Otoportre, yüzlerce yıldır sanatçıların becerilerini uygulama yöntemi olmuştur. Ve birçok ünlü otoportre portresi yapılan kişinin sabırlı ve ketum bir tasvirini karakterize ederken bazı ressamlar geleneksel tasvirlerin dışına çıkarak hatırlanmayı tercih ettiler. Bu sanatçılardan biri benzerliğini çeşitli eğlenceli ve ilişkilendirilebilir pozlarda yakalayan Fransız portreci Joseph Ducreux’du.
Çeviren: Sena Liman
1735’te doğan Ducreux, Kral Louis XVI ve Marie Antoinette’in saltanatı sırasında önde gelen bir saray ressamıydı ve geleneksel resmi tarzda çok sayıda kraliyet portresi yarattı. Kendini çizmek, sanatçının zamanın katı geleneklerinin dışında deneyler yapmasının bir yoluydu.
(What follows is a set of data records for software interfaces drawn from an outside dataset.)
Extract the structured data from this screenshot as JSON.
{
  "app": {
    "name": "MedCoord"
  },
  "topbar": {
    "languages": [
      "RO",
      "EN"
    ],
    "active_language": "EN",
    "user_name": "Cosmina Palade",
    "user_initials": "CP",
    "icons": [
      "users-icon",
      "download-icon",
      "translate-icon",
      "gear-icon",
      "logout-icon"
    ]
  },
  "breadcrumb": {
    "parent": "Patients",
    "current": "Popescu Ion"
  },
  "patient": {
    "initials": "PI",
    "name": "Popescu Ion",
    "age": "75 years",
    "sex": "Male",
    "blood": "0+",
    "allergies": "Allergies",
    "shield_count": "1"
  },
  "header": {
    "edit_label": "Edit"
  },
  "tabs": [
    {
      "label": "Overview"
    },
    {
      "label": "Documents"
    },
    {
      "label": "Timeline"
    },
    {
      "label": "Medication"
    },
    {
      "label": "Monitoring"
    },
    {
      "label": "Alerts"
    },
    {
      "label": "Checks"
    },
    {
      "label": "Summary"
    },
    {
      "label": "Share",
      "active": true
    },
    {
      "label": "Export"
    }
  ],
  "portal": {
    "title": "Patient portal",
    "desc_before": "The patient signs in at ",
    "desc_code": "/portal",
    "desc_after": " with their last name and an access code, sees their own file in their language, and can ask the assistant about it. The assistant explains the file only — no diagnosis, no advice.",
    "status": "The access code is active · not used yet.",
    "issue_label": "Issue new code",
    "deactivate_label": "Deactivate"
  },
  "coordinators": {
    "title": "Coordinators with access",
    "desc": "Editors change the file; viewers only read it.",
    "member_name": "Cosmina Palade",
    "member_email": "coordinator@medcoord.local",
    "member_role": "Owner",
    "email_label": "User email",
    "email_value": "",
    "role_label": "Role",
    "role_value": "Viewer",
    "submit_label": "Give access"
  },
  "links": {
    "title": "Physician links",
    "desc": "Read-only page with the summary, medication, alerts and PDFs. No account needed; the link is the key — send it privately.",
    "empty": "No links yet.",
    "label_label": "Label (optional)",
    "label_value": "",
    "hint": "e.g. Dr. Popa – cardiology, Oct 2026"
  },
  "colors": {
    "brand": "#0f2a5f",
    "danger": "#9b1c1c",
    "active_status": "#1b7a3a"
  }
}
Özellikle, Ducreux imajını dramatik yüz ifadeleri ve fizyonomiyi incelemek için kullandı – ki bu bir kişinin görünüşünün kişiliğiyle ilgili olduğuna dair popüler bir inançtı.
Günümüzde bu otoportreler Getty Center ve Louvre gibi müzelerde sergileniyor ve burada 18. yüzyıl portreleri arasında rahat ve daha insancıl yaklaşımlarıyla öne çıkıyorlar.
Örneğin; Otoportre, Esneme, Ducreux’u büyük bir esnemenin ortasında ağzı sonuna kadar açık, bir kolu başının üzerine gerilmiş ve sırtı hafifçe bükülmüş olarak tasvir eder. Benzer şekilde, Sanatçının Alaycı Kılıktaki Otoportresi, ressamın gülümsediğini ve izleyiciye komik bir bakışla işaret ettiğini gösterir. Diğer otoportreler ise gözleri fal taşı gibi açılmış ve sessiz kalmaya çalışan sanatçıyı tasvir ediyor.
18. yüzyıl Fransız sanatçısı Joseph Ducreux, farklı pozlar ve ifadelerle kendi portrelerini yarattı.